The Case For Connor McDavid
McDavid’s case is pretty straightforward - it’s always easier to argue for the favourite.
No player has contributed more to their team than Connor McDavid has over the past five seasons. In that time he led the NHL in points and assists at both 5v5 and in all situations, put up by far the most even strength offensive goals above replacement, and had the most Wins Above Replacement with 20.4 (per Evolving-Hockey). On top of that, his points per game has improved in every season of his career, and were it not for an injury this season he would have easily finished with his fourth consecutive 100 point campaign. Since McDavid’s career started, no forward has been on the ice for more 5v5 goals for or more expected goals for.
Per Corey Sznajder’s tracked data, McDavid is a one-man transition machine, consistently at the top of the league in terms of possession exits and entries. Once in the zone he’s an absolute terror - he has ranked in the top 2% of the league in shot assists, assists off the cycle, and high danger passes in each of the past three seasons. #97 is firmly in the driver’s seat when he’s on the ice; his immense talent has been overwhelming since he entered the league, forcing teams to hang on for dear life to handle his speed and creativity.
It’s not fair to blame Connor McDavid for his team’s lack of playoff success, because this isn’t the NBA we’re talking about. A top forward can only do so much without a strong supporting cast and a reliable goalie, and he’s been without one or both of those things for his entire career so far. Arguably no player of McDavid’s calibre since Mario Lemieux has been so deprived of quality teammates, and it’s led to him joining exclusive company in terms of the share of his team’s goals that he is personally responsible for. While his competitors have had talented groups methodically built around them, the Oilers have been assembled haphazardly and run by three different GMs and three coaches since he entered the league. Despite all this, McDavid’s transcendent talent has managed to break through over and over again, and that’s what makes him not only the greatest player in the league right now but the best of his generation.

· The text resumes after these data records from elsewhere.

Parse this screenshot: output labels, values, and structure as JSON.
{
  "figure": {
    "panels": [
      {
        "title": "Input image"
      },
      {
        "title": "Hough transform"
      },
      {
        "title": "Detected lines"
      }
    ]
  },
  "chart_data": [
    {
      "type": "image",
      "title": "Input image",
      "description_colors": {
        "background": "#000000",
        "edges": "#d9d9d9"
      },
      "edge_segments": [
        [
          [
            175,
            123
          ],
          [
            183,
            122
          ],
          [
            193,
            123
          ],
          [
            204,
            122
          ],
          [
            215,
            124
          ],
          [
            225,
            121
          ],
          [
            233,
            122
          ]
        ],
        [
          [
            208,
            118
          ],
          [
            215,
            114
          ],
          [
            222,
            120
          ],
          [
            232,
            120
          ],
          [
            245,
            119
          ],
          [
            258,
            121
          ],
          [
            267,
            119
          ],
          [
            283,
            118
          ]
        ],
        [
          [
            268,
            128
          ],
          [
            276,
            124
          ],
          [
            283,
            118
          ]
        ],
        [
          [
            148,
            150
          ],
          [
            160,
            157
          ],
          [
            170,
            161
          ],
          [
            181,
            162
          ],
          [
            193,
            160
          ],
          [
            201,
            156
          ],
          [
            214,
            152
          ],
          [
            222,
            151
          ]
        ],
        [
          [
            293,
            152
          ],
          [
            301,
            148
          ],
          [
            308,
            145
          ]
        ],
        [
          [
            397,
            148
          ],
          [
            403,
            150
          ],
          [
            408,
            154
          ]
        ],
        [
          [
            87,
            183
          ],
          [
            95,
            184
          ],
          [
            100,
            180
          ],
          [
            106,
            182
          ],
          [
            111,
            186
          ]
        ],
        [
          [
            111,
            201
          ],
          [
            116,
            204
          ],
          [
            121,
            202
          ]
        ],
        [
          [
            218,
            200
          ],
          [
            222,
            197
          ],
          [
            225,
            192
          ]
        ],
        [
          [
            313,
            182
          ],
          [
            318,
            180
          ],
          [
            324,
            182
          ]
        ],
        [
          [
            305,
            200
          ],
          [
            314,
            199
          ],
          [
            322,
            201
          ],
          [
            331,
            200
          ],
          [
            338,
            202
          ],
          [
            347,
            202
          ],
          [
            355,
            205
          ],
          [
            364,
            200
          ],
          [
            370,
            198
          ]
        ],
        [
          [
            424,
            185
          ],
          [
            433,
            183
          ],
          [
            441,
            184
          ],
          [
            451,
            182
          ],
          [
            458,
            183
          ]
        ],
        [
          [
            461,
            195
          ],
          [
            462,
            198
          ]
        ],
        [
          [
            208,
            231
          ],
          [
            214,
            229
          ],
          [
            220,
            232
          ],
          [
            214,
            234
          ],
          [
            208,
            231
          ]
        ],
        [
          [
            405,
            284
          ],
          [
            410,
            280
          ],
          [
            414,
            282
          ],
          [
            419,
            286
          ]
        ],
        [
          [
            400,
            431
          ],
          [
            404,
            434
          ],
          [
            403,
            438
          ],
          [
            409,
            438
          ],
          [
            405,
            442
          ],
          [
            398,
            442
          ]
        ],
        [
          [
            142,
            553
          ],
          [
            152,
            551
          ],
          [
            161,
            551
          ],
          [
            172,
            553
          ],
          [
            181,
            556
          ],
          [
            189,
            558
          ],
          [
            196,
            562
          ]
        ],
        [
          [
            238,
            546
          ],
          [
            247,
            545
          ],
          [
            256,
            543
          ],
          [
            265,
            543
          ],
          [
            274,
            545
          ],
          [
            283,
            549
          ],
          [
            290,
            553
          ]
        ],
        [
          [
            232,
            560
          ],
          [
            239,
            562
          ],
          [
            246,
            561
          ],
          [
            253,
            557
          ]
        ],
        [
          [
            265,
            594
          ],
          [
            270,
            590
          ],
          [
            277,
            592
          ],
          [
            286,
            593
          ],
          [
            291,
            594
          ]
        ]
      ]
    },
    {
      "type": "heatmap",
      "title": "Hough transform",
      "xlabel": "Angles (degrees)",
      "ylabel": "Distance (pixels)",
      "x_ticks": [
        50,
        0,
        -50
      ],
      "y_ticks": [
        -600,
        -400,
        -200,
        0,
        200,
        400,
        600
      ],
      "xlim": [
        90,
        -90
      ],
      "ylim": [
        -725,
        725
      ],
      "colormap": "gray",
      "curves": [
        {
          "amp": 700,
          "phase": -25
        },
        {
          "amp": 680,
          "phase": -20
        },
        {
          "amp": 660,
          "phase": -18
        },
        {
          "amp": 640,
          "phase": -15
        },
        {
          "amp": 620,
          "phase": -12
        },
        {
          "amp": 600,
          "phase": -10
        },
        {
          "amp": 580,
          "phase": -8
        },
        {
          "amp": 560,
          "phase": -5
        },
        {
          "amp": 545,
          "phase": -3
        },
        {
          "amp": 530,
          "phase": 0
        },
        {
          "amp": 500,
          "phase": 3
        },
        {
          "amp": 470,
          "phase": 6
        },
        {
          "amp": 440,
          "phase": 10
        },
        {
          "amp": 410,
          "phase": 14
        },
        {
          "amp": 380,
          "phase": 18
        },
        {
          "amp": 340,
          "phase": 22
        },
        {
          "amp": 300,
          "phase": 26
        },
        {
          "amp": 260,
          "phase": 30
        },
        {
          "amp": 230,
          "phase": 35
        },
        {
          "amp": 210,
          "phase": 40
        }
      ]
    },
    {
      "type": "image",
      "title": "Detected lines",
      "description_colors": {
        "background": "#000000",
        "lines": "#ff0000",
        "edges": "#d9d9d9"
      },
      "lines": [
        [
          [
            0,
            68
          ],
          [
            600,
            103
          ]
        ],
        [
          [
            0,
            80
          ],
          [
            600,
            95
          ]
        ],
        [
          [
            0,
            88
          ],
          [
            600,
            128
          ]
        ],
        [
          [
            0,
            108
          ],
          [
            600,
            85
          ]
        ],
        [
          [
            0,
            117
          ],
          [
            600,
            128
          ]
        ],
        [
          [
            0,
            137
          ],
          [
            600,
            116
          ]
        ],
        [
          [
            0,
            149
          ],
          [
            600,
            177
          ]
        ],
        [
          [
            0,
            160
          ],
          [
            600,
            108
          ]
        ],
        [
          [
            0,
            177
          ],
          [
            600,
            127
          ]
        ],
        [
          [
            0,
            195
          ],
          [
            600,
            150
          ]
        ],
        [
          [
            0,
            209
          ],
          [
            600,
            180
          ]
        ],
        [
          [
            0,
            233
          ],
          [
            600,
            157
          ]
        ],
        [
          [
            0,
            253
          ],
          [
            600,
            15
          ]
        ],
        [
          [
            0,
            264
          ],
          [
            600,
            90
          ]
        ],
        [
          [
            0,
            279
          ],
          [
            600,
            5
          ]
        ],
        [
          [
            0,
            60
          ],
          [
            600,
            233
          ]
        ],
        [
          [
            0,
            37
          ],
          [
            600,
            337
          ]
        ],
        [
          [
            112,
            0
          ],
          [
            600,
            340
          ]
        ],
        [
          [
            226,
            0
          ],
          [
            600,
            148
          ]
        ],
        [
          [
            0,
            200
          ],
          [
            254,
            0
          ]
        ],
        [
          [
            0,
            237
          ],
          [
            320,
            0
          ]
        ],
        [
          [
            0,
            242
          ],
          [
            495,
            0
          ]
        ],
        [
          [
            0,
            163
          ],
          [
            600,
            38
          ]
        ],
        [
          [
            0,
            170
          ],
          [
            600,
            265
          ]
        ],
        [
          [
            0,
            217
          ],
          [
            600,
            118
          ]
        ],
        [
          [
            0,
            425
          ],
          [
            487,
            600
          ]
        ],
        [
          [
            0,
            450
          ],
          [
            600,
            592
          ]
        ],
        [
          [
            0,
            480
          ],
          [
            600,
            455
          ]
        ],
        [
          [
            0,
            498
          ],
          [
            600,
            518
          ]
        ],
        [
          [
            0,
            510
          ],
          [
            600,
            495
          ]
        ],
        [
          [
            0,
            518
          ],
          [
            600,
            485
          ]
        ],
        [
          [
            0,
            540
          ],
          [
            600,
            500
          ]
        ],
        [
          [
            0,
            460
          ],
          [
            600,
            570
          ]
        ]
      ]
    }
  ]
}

The Case Against Connor McDavid
You might have noticed that all of the stats above were offensive. That’s because the high-flying offensive style that gives McDavid his point totals comes at a price. In the past three seasons, Connor McDavid has been the worst defensive player in the National Hockey League in terms of how he impacts his team’s prevention of scoring chances and goals. Here is how he ranks in every measure of scoring chances and goals against - raw numbers, relative to teammates, isolated from external factors, and expressed through Wins Above Replacement:
Without using considerable mental gymnastics, there isn’t really a way to handwave these alarming results. While you might see some in the Edmonton media lean on their own tracking of “mistakes” to let McDavid off the hook, I have yet to hear a plausible explanation for why he just happens to consistently be on the ice for so many more goals and scoring chances against than his teammates and indeed the rest of the players in the league. As I explained in my contribution to Jack Han’s book Hockey Tactics 2020, McDavid’s defensive performance does not appreciably improve in situations where you might hope it would, including when the Oilers are up by a single goal (when #97 ranks last in relative xGA) and in the playoffs. This isn’t just a matter of effort, poor defence is fundamental to the way he plays.
You might say that his job isn’t to play defence, and you are correct. His job is to play hockey, a game where the object is to outscore your opponents. McDavid’s offensive talent allows him to do that, but pretending as though allowing your opponents to score a lot of goals is completely irrelevant - especially when we’re trying to figure out who the literal best player in the world is - doesn’t make sense. Is McDavid one of the best? Absolutely. But when competition is tight, as it is here, you shouldn’t discard a full half of the sport.